Colloque Sénat-UbiFrance sur les Balkans- 25 novembre 2004


Perspectives économiques et financières des Balkans

Philippe CRISTELLI,
Conseiller financier pour l'Italie, la Grèce et les Balkans, Mission économique à Rome

Je tâcherai d'être synthétique, en abordant deux grands aspects : celui du lien entre stabilisation et compétitivité d'une part, et celui des réformes d'autre part.

Nous avons assisté, ces dernières années, à une stabilisation et une amélioration de la situation des pays des Balkans. Mais la situation d'autarcie en Albanie et les crises politiques ou les guerres dans les pays de l'ex-Yougoslavie, notamment, ont entraîné un retard économique d'une dizaine d'années.

Aujourd'hui, les indicateurs macroéconomiques sont relativement favorables. L'inflation est désormais très réduite, après s'être envolée à plusieurs chiffres voilà quelques années. Seule l'inflation de la Serbie-et-Monténégro est supérieure à 10 %, traduisant toutefois un véritablement assainissement au regard des années récentes. Les taux de change fluctuent par rapport à l'euro, mais dans des marges relativement étroites. Le niveau de déficit varie fortement suivant les pays. La Bosnie-Herzégovine, elle, est quasiment à l'équilibre.

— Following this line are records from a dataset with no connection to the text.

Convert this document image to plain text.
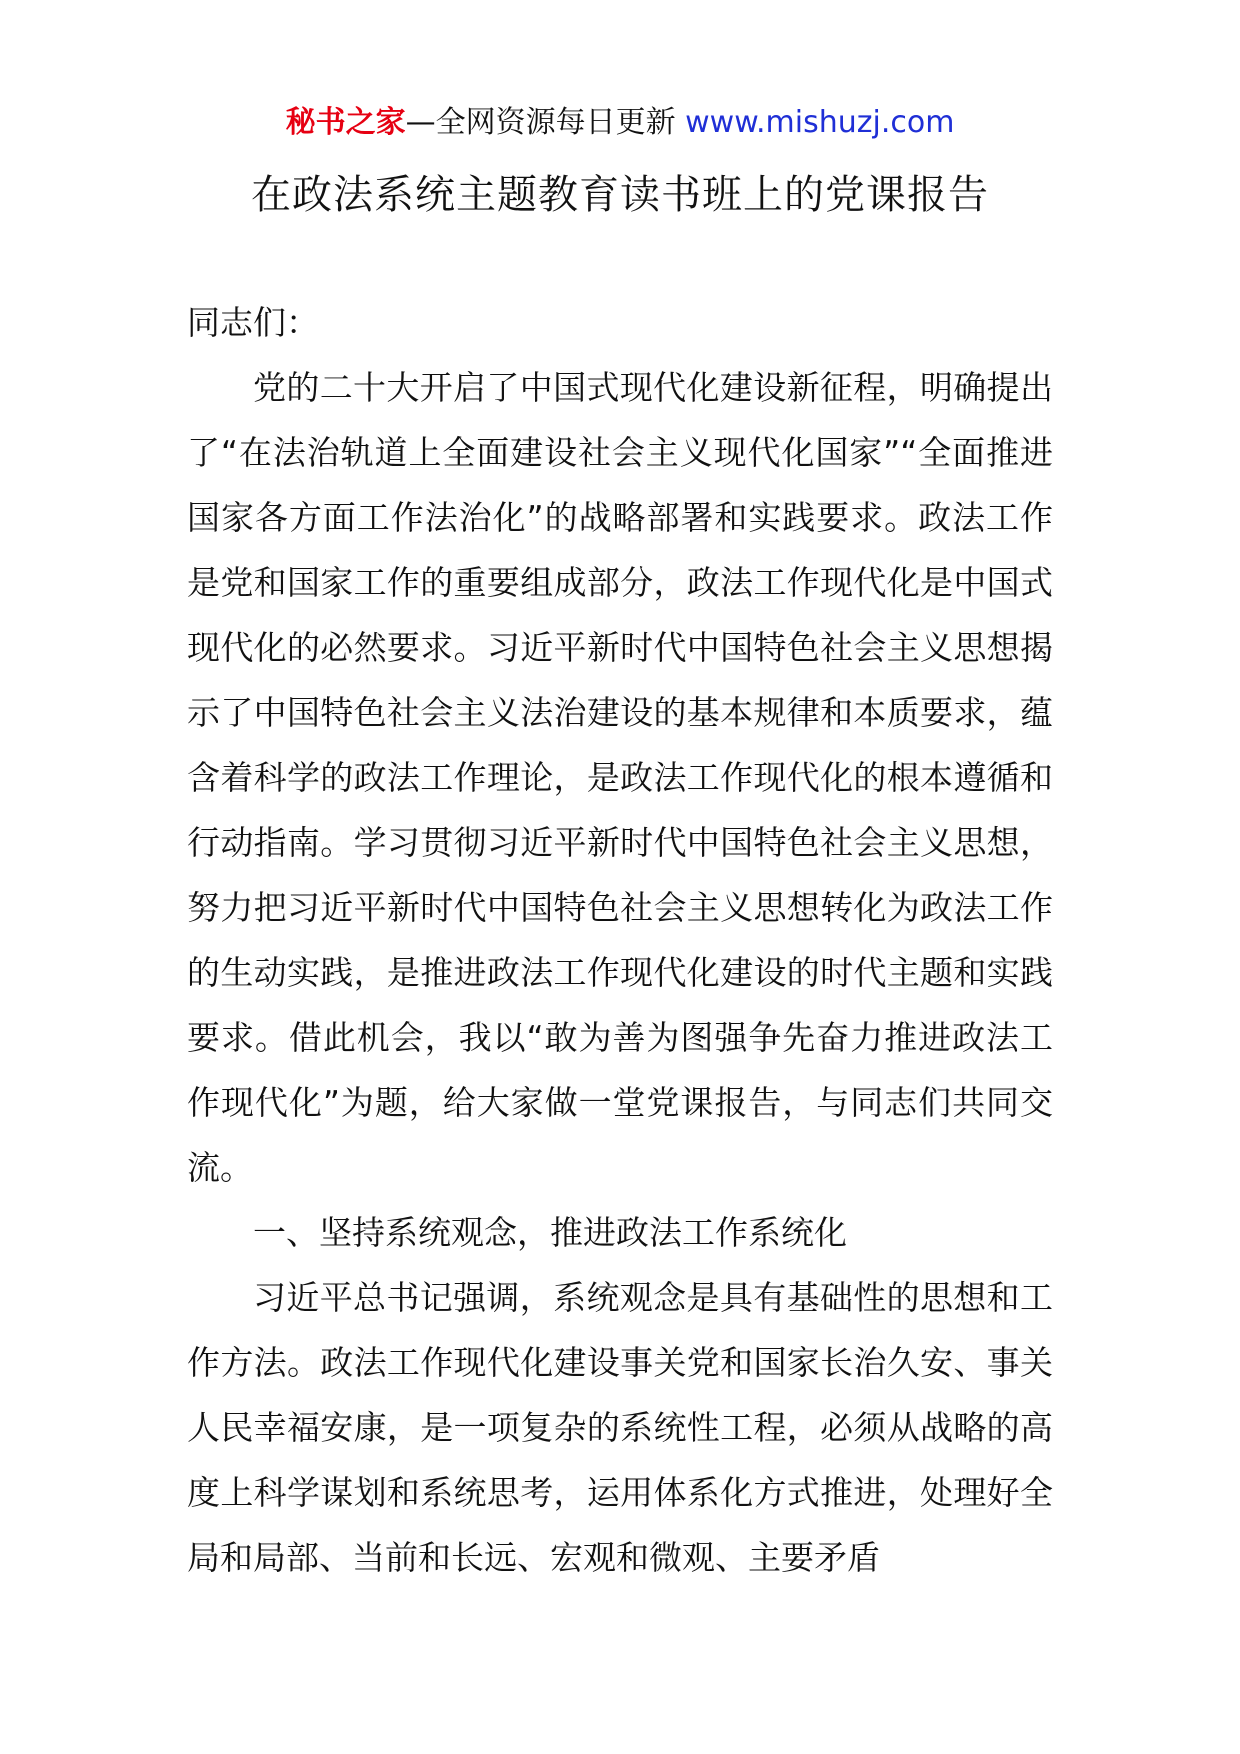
秘书之家—全网资源每日更新 www.mishuzj.com
在政法系统主题教育读书班上的党课报告

同志们：

党的二十大开启了中国式现代化建设新征程，明确提出了“在法治轨道上全面建设社会主义现代化国家”“全面推进国家各方面工作法治化”的战略部署和实践要求。政法工作是党和国家工作的重要组成部分，政法工作现代化是中国式现代化的必然要求。习近平新时代中国特色社会主义思想揭示了中国特色社会主义法治建设的基本规律和本质要求，蕴含着科学的政法工作理论，是政法工作现代化的根本遵循和行动指南。学习贯彻习近平新时代中国特色社会主义思想，努力把习近平新时代中国特色社会主义思想转化为政法工作的生动实践，是推进政法工作现代化建设的时代主题和实践要求。借此机会，我以“敢为善为图强争先奋力推进政法工作现代化”为题，给大家做一堂党课报告，与同志们共同交流。

一、坚持系统观念，推进政法工作系统化

习近平总书记强调，系统观念是具有基础性的思想和工作方法。政法工作现代化建设事关党和国家长治久安、事关人民幸福安康，是一项复杂的系统性工程，必须从战略的高度上科学谋划和系统思考，运用体系化方式推进，处理好全局和局部、当前和长远、宏观和微观、主要矛盾
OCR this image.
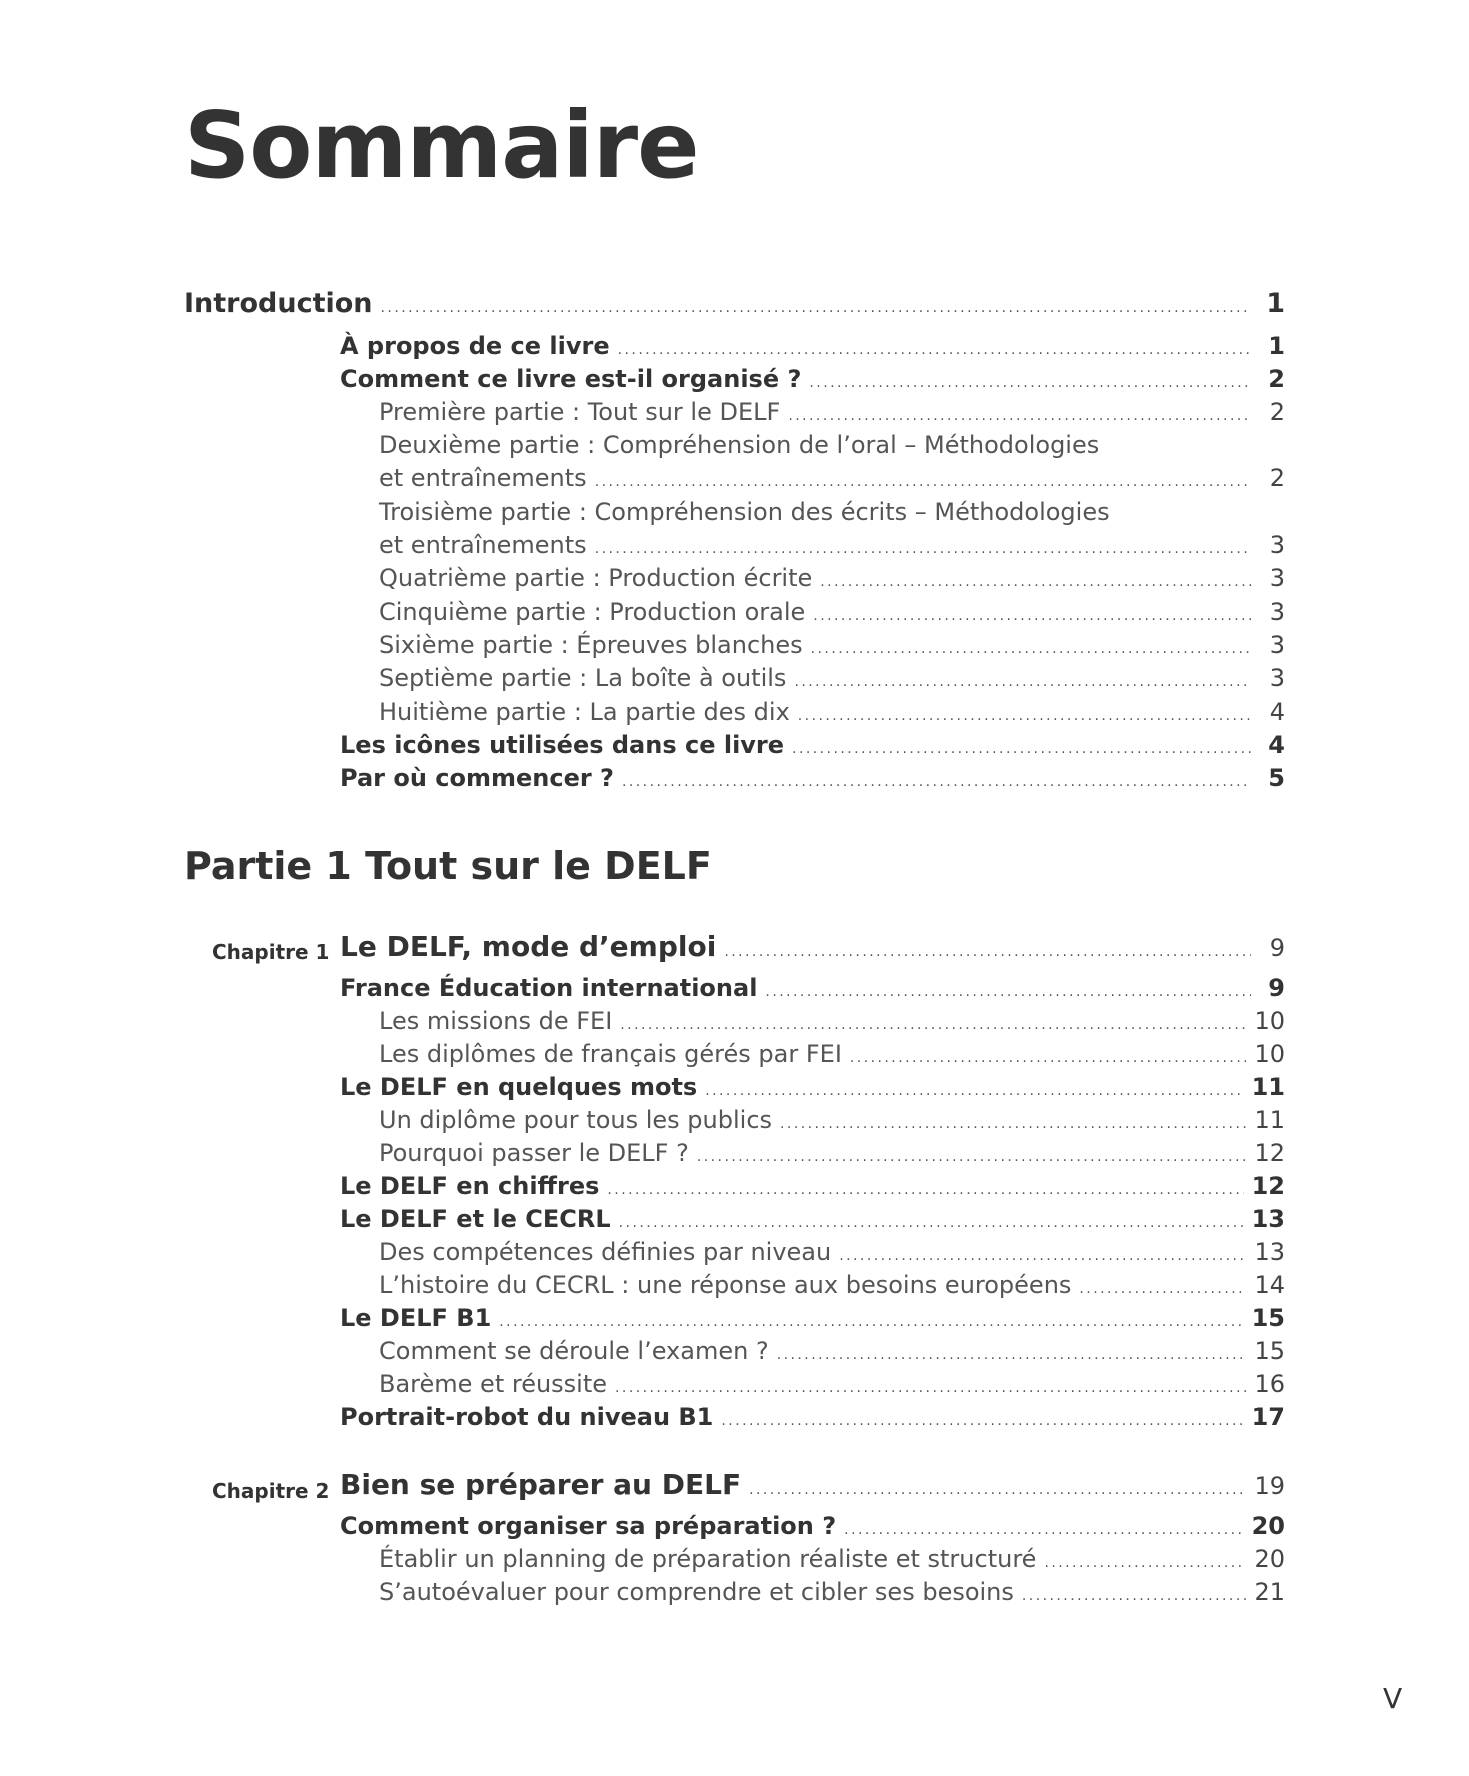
Sommaire
Introduction . . .	1
À propos de ce livre . . .	1
Comment ce livre est-il organisé ? . . .	2
Première partie : Tout sur le DELF . . .	2
Deuxième partie : Compréhension de l’oral – Méthodologies
et entraînements . . .	2
Troisième partie : Compréhension des écrits – Méthodologies
et entraînements . . .	3
Quatrième partie : Production écrite . . .	3
Cinquième partie : Production orale . . .	3
Sixième partie : Épreuves blanches . . .	3
Septième partie : La boîte à outils . . .	3
Huitième partie : La partie des dix . . .	4
Les icônes utilisées dans ce livre . . .	4
Par où commencer ? . . .	5
Partie 1 Tout sur le DELF
Chapitre 1 Le DELF, mode d’emploi . . .	9
France Éducation international . . .	9
Les missions de FEI . . .	10
Les diplômes de français gérés par FEI . . .	10
Le DELF en quelques mots . . .	11
Un diplôme pour tous les publics . . .	11
Pourquoi passer le DELF ? . . .	12
Le DELF en chiffres . . .	12
Le DELF et le CECRL . . .	13
Des compétences définies par niveau . . .	13
L’histoire du CECRL : une réponse aux besoins européens . . .	14
Le DELF B1 . . .	15
Comment se déroule l’examen ? . . .	15
Barème et réussite . . .	16
Portrait-robot du niveau B1 . . .	17
Chapitre 2 Bien se préparer au DELF . . .	19
Comment organiser sa préparation ? . . .	20
Établir un planning de préparation réaliste et structuré . . .	20
S’autoévaluer pour comprendre et cibler ses besoins . . .	21
V
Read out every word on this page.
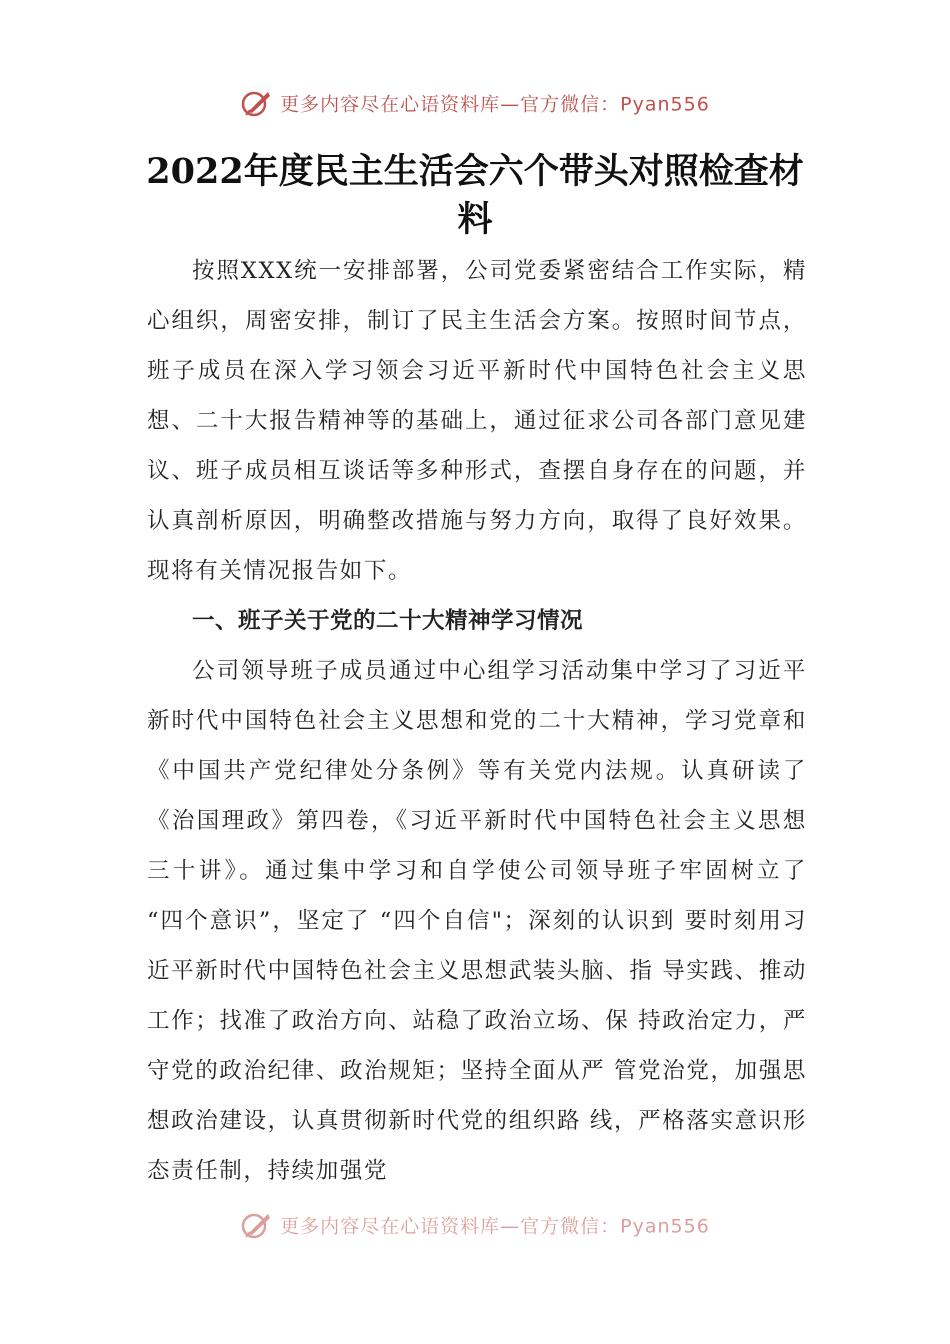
更多内容尽在心语资料库—官方微信：Pyan556
2022年度民主生活会六个带头对照检查材料

按照XXX统一安排部署，公司党委紧密结合工作实际，精心组织，周密安排，制订了民主生活会方案。按照时间节点，班子成员在深入学习领会习近平新时代中国特色社会主义思想、二十大报告精神等的基础上，通过征求公司各部门意见建议、班子成员相互谈话等多种形式，查摆自身存在的问题，并认真剖析原因，明确整改措施与努力方向，取得了良好效果。现将有关情况报告如下。

一、班子关于党的二十大精神学习情况

公司领导班子成员通过中心组学习活动集中学习了习近平新时代中国特色社会主义思想和党的二十大精神，学习党章和《中国共产党纪律处分条例》等有关党内法规。认真研读了《治国理政》第四卷，《习近平新时代中国特色社会主义思想三十讲》。通过集中学习和自学使公司领导班子牢固树立了 “四个意识”，坚定了 “四个自信"；深刻的认识到 要时刻用习近平新时代中国特色社会主义思想武装头脑、指 导实践、推动工作；找准了政治方向、站稳了政治立场、保 持政治定力，严守党的政治纪律、政治规矩；坚持全面从严 管党治党，加强思想政治建设，认真贯彻新时代党的组织路 线，严格落实意识形态责任制，持续加强党

更多内容尽在心语资料库—官方微信：Pyan556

Outre ces éléments favorables, il convient de rappeler que ces pays sont engagés dans une phase de rattrapage, de retour au niveau qui prévalait avant les crises. Cependant, des tensions sociales très fortes pourraient voir le jour, en raison notamment des situations de sous-emploi. Heureusement - mais faut-il s'en réjouir ? -, le niveau du chômage est en partie compensé par l'impact de l'économie informelle, qui représente 40 à 60 % du PIB selon les pays.

Ces pays étant de petites économies, se pose la question de leur compétitivité - en particulier à l'exportation. L'activité économique est peu diversifiée. Les déficits commerciaux sont très importants. En Croatie toutefois, l'apport du tourisme et le développement de l'économie de services contribuent à réduire ces déficits. Se pose en outre le problème de la disparité entre les besoins de financement et les niveaux d'épargne. Le niveau des investissements directs étrangers est limité et ne couvre pas les déficits. Ceux qui ne sont pas liés aux privatisations sont encore plus limités. Dès lors, ces pays doivent faire appel aux financements internationaux (qui représentent près de 20 milliards de dollars). A cela s'ajoute le fait que ces pays sont en développement, ce qui explique l'importance des transferts financiers dus aux émigrés.

Les niveaux de dette externe sont très variés. En Croatie, elle s'explique en partie par la dette du secteur privé bancaire. La dette publique, elle, représente en moyenne 10 % du PIB dans tous les pays.

J'en viens à mon second point, relatif aux conditions permettant à ces pays d'avoir un fonctionnement d'économie de marché. Trois critères sont indispensables. Tout d'abord, il convient que le système bancaire joue son rôle. Il importe en outre que soit mis en place un cadre juridique et légal stable. Enfin, des réformes de structures doivent être engagées dans le secteur privé productif.

Dans tous les pays, le secteur bancaire a été assaini et, le plus souvent, privatisé. Mais le rôle de l'intermédiation financière demeure encore relativement faible. Quoi qu'il en soit, le fait que le système bancaire soit en grande partie détenu par des investisseurs financiers permet des avancées notables.

Dans la plupart des pays, l'Etat est faible et difficilement reconnu. Il éprouve dès lors des difficultés à mettre en place une fiscalité, par exemple. Le cadre légal est donc en devenir, même s'il n'a cessé de s'améliorer.

Enfin, si des réformes ont déjà été engagées, certains secteurs demeurent rigides. Je pense ainsi à celui de l'énergie. Sur ce point, ces pays sont encore en phase de transition.

Pour résumer, je dresserai un bilan relativement nuancé des perspectives économiques et financières des Balkans. J'ajoute encore que la stabilisation de l'économie est fortement dépendante du contexte politique, qui est le plus souvent volatile, comme les intervenants précédents l'ont bien montré.